Das Problem ist nämlich, daß beim Telephonieren die Klingeltöne, Ansagen etc. im Verhältnis zu den Sprechstimmen immer zu laut sind. Wenn ich aber die Lautstärke im Headset so heruntersenke, daß die Töne dem Ohr erträglich sind, höre ich nicht, wenn jemand abhebt und spricht. Ich kämpfe schon seit Jahren … also ehrlich, das ist eine komplette Übertreibung und verlogene Selbsterhöhung. Mein Lösungsvorschlag als Anregung für die Techniker wäre: man zieht generell eine Obergrenze der Lautstärke ein, die der/die einzelne Telefonierer/Telefoniererin selbst nach seinem/ ihrem Bedürfnis einstellen kann, so daß kein Ton über diese Grenze geht. Nachdem ich also meine Obergrenze nach meinen Hörbedürfnissen eingezogen habe, fahre ich mit der Lautstärke nach oben, wobei automatisch alles über der Obergrenze lautstärkenmäßig gekappt wird und somit die leisen Stimmen und die lauten Klingeltöne auf demselben Level sind.

„Aber das interessiert keinen Arsch, weil es dabei um Arbeitnehmerschutz geht und nicht um „die Wirtschaft“. Nein, lieber von meiner Lieblingsmusik terrisch werden. Doktern Sie nicht nur individuell herum!“

Übrigens: wenn ich in einer U-Bahnstation mit meinem MP3 auf Lautstärke 17 höre - angeblich die Grenze zur Gehörschädigung – dann höre ich von der Musik keinen Ton. Also muß der U-Bahnlärm weit über dieser Grenze liegen.

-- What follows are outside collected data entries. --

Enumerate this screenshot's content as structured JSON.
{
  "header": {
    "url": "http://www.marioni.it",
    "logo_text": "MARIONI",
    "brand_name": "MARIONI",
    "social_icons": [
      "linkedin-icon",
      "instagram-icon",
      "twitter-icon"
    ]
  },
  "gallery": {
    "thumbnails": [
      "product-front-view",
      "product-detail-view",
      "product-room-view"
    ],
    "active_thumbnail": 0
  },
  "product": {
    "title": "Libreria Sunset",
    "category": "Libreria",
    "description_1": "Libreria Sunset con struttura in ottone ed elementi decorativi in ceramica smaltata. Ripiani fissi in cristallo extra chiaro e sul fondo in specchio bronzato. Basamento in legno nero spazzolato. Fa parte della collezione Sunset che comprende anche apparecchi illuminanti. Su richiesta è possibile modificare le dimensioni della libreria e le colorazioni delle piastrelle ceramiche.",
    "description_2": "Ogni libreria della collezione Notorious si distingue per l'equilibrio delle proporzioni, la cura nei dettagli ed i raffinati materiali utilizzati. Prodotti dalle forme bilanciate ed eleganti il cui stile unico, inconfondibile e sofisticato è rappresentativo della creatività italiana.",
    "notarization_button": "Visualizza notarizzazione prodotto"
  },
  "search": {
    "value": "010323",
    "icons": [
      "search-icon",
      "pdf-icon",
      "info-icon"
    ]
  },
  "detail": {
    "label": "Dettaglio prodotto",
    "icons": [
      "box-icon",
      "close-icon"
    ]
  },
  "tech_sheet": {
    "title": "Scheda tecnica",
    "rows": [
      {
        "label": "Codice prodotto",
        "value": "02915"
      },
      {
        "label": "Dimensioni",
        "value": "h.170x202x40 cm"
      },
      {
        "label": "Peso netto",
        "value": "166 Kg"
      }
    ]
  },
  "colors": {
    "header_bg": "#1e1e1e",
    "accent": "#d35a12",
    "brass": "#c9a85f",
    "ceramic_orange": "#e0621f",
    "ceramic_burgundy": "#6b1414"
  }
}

In Wirklichkeit hat niemand in der Ordination etwas gesagt, meine schöne Verteidigungsrede habe ich mir völlig umsonst ausgedacht. Und deswegen habe ich mir stundenlang Gedanken gemacht! Aber ich kann dabei viel von meinen Kindheitserfahrungen und Kindheitsängsten, die ich immer noch mitschleppe, sehen.

Leser und Leserinnen, die mich kennen, werden schon an den großartigen Verteidigungsreden gemerkt haben, daß das nur Phantasien sind, Angstphantasien und entlastende Erhöhungstagträume, denn würde ich tatsächlich angeschnauzt werden, würde ich zu zittern beginnen, rot anlaufen, mich schämen und klein beigeben. Auch in der Arbeit habe ich bei kräftigeren Attacken von Angerufenen immer so zwanzig Minuten gebraucht, bis ich mich beruhigt und nicht mehr gezittert habe und bis meine Stimme wieder eine gewisse Festigkeit erreicht hat. Es erklärt sich von selbst, daß ich in solchen zwanzig Minuten nur ganz selten ein Interview zustande gebracht habe.